Compte rendu du Forum du CCHA du samedi 2 février 2013 : « Les « experts » châtelleraudais. Médecins légistes et autopsies au XIXe siècle »

Les « experts » châtelleraudais.

Médecins légistes et autopsies au XIXe siècle

 

La presse avait parlé d’une conférence originale pour ces experts d’un autre âge… et elle le fut. Originale et surtout intéressante, deux qualités qui ont permis à la soixantaine de personnes présentes, ce 2 février, d’apprécier ce voyage médico-légal au XIXe siècle. Moins d’auditeurs que d’habitude, certains ont pu être découragés par ce thème inhabituel.

Sandra Menanteau qui vient de terminer une thèse sur le sujet, connaît parfaitement ce siècle où la médecine légale évolue et elle en parle bien. Dès le XIIIe siècle, on examine les corps post mortem dans les cas douteux pour y observer les plaies ou les anomalies et il arrive que l’on procède à des analyses chimiques. Mais c’est au XIXe siècle que des examens en profondeurs vont être effectués dans les décès suspects, en liaison avec la justice, car il faut en élucider les circonstances et les causes. Des autopsies sont demandées par le juge pour des morts violentes, des crimes de sang, des suicides et des infanticides. On recense entre 1895 et 1915 cinquante crimes de sang commis dans la Vienne et de nombreux infanticides.

A qui sont confiées ces autopsies ? Faute de spécialistes, ce sont des médecins « ordinaires » qui sont sollicités par les magistrats. A Châtellerault trois médecins sont régulièrement appelés pour pratiquer ce genre d’acte : le Dr Lerpinière, le Dr de Mascarel et le Dr Moreau. Tous les trois sont diplômés de la faculté de médecine de Paris et font figure de spécialistes et d’experts auprès des juges. Mais on ne tarde pas à former des médecins dans cette branche médico- légale. Malheureusement, l’enseignement n’est pas adapté à la réalité : on reste dans la théorie, aucun cours de pratique n’est prévu. S’en suivent des débats entre hommes de l’Art et hommes de Justice pour que ces médecins reçoivent une formation pratique. En 1896, il existe une liste d’experts. La nouvelle formule ne fonctionne pas tout de suite, les magistrats requérant le plus souvent des médecins non qualifiés qu’ils connaissent déjà.

Quelles sont les conditions matérielles de travail ? Rien n’est prévu pour examiner un cadavre. L’autopsie a généralement lieu sur place, là, on l’on a trouvé le corps. Trouvé dans la nature, il va être examiné dans la bâtisse la plus proche et si le corps est déjà dans une maison (pendaison, infanticide ou mort inexpliquée) l’autopsie a lieu également sur place dans la chambre, voire sur la table de cuisine… Un corps peut être examiné aussi dans un cimetière après une exhumation. Notre conférencière raconte qu’en 1825 à Thuré, près de Châtellerault, on a ouvert neuf tombes avant de trouver le bon cadavre, présumé avoir été empoisonné. Le corps, enfin identifié grâce à sa tabatière restée dans une poche, est transporté dans les anciens locaux de la prison communale pour y être autopsié.

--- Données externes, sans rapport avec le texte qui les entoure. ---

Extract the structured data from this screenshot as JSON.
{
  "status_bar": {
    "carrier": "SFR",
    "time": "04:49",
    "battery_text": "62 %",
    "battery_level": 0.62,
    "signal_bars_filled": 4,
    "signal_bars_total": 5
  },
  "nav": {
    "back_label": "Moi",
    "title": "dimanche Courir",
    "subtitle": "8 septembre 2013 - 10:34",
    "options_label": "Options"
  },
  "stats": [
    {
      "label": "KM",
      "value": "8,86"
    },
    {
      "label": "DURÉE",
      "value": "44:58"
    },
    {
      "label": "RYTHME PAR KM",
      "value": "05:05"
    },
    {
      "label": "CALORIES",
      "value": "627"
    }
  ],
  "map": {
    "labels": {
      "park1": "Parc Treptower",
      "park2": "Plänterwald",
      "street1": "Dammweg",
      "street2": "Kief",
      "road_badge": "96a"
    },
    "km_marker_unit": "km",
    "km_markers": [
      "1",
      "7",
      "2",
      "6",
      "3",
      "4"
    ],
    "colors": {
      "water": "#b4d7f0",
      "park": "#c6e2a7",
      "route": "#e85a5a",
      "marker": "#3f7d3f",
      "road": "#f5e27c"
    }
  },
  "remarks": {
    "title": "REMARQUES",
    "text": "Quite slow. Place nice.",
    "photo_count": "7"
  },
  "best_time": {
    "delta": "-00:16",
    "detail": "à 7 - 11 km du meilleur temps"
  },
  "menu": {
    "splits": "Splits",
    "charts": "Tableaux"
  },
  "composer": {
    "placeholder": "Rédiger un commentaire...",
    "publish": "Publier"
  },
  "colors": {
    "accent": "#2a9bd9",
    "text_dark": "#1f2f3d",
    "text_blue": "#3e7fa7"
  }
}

Qu’en est-il du matériel et des outils ? Il n’existe pas de table d’autopsie à cette époque, pas plus que de locaux adaptés. Si plus tard on utilise des instruments de petite chirurgie : scalpel, ciseaux, sonde et autres objets, au début, le mot « outil » semble être le mot juste. Pour ouvrir les trois cavités du corps, couper des os, des vertèbres ou la boîte crânienne, on se sert alors de scie, de ciseau à bois, de marteau à crochet, de cisailles ou de sécateur… Sur l’écran, des gravures, illustrant ces manipulations, sont si réalistes qu’un murmure parcourt la salle et que quelques personnes détournent le regard. Quant aux analyses de sang ou de divers fluides, elles sont coûteuses et se font à Poitiers ou à Paris, surtout lorsqu’il s’agit d’analyses toxicologiques suite à des suspicions d’empoisonnements.

La conférence se termine sur l’utilité de ces recherches qui permettent de déterminer avec précision les causes d’un décès suspect ou d’un crime.

Nous avons assisté, au cours de cette conférence avec Sandra Menanteau, à l’élaboration d’une profession médicale qui s’est révélée au XIXe siècle et qui n’a cessé, au fil des temps, d’affiner ses connaissances et ses techniques d’investigation au service de la Justice.